A large headline in The Independent sums up the frustration many volunteers feel. It reads: "They ask parents to help, then treat us like criminals." Sonia Purnell, a mother who wrote the article under the headline, warns that the required vetting could offend some parents enough to keep them from even signing up. She and others point out that volunteers are always supervised by a teacher and are not left alone with students.

Because a school caretaker and his girlfriend are suspects in the recent murders of two girls in Cambridgeshire, parents are understandably concerned about children's safety. Background checks do offer a measure of reassurance. But is it going too far to demand that parents be included?

An official of Britain's National Association of Head Teachers calls the security checks "a sign of the times." He adds, "This is the price we pay for the need to be ultra-cautious."

But when does ultra-caution cross the line into paranoia? And when does a "better-safe-than-sorry" approach risk causing more problems than it solves? The answers are often not clear-cut.

The mantra for the 21st century has become: You can't be too careful. But wait. Maybe you can. If fear clouds every activity, sowing seeds of doubt and distrust, suspicion can become a way of life.

Suspicion produced a sad ending for three medical students in Florida last month. When a woman in a Georgia restaurant overheard them talking, she thought they might be terrorists and called 911. Police blocked off a 21-mile stretch of Interstate 75, apprehended the young men, and questioned them for 17 hours before letting them go. Although they were found not guilty, the men, who are Muslims, have lost their chance for training at a south Florida hospital.

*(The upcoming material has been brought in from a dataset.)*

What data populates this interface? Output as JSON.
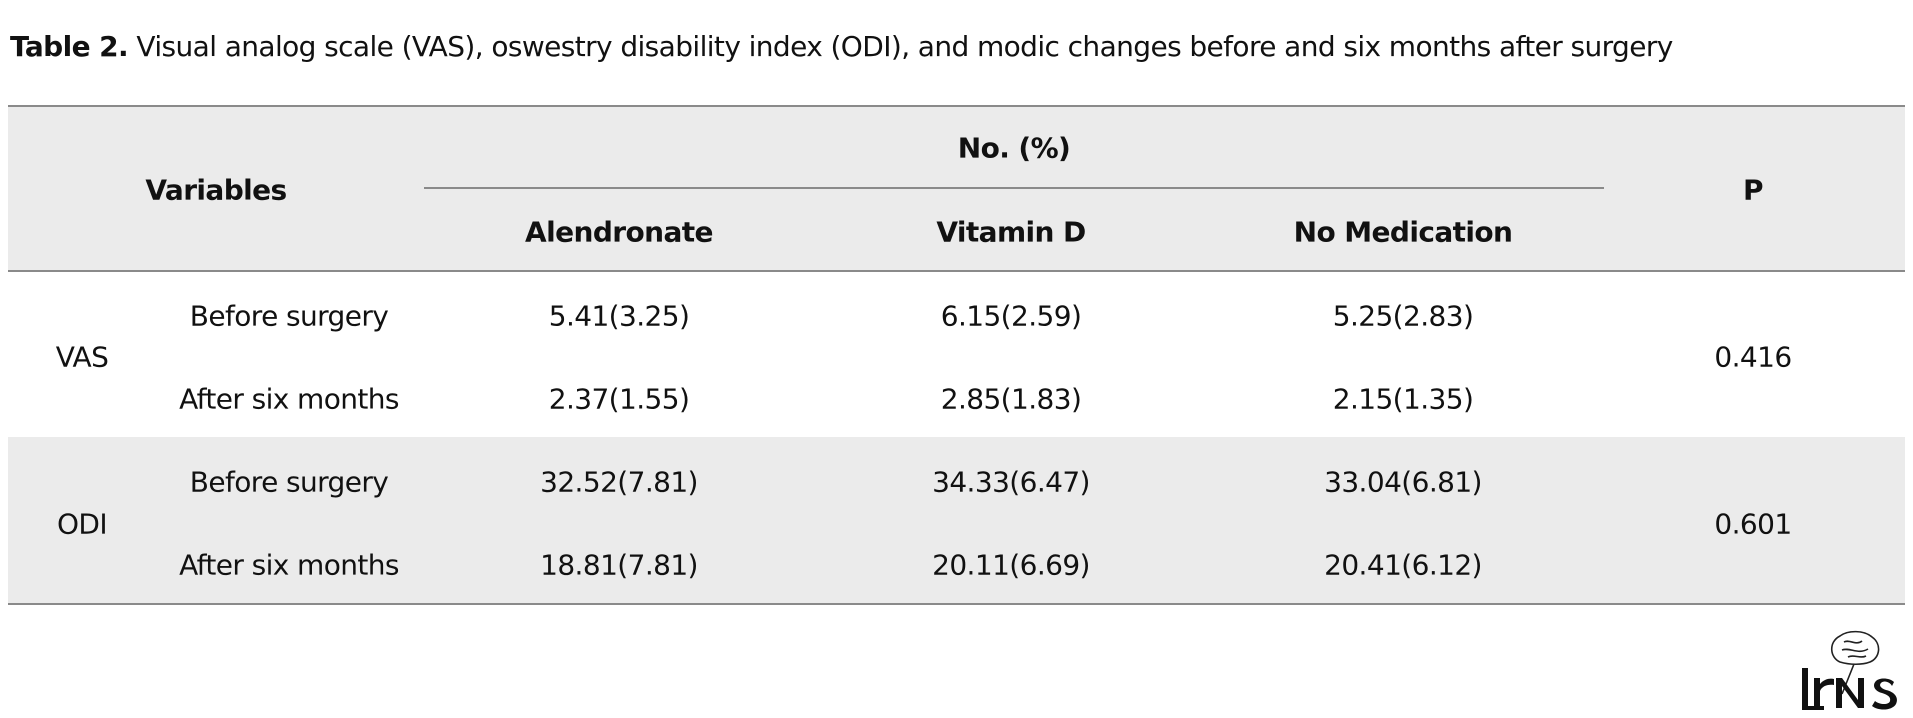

Another sign of ultra-cautious times: A week ago, as I was taking a flight to Boston, my plane departed late because a clean-cut, neatly dressed passenger in his 30s showed an expired driver's license. He had to return to the main terminal and resolve the issue before the gate agent would let him board.

Those of us waiting patiently on the plane could only wonder: If the photo on the license matches his face, and the name matches the name on the ticket, should it matter if his license had recently expired?

In an age still coming to terms with new concerns about safety and protection, ultra-cautious may be the order of the day for now.

But it will be a welcome moment when a sensible middle ground returns, so that a generous-hearted parent with an hour or two to spare, willing to help a busy teacher at school, doesn't need a security clearance to read a story to a classroom of children.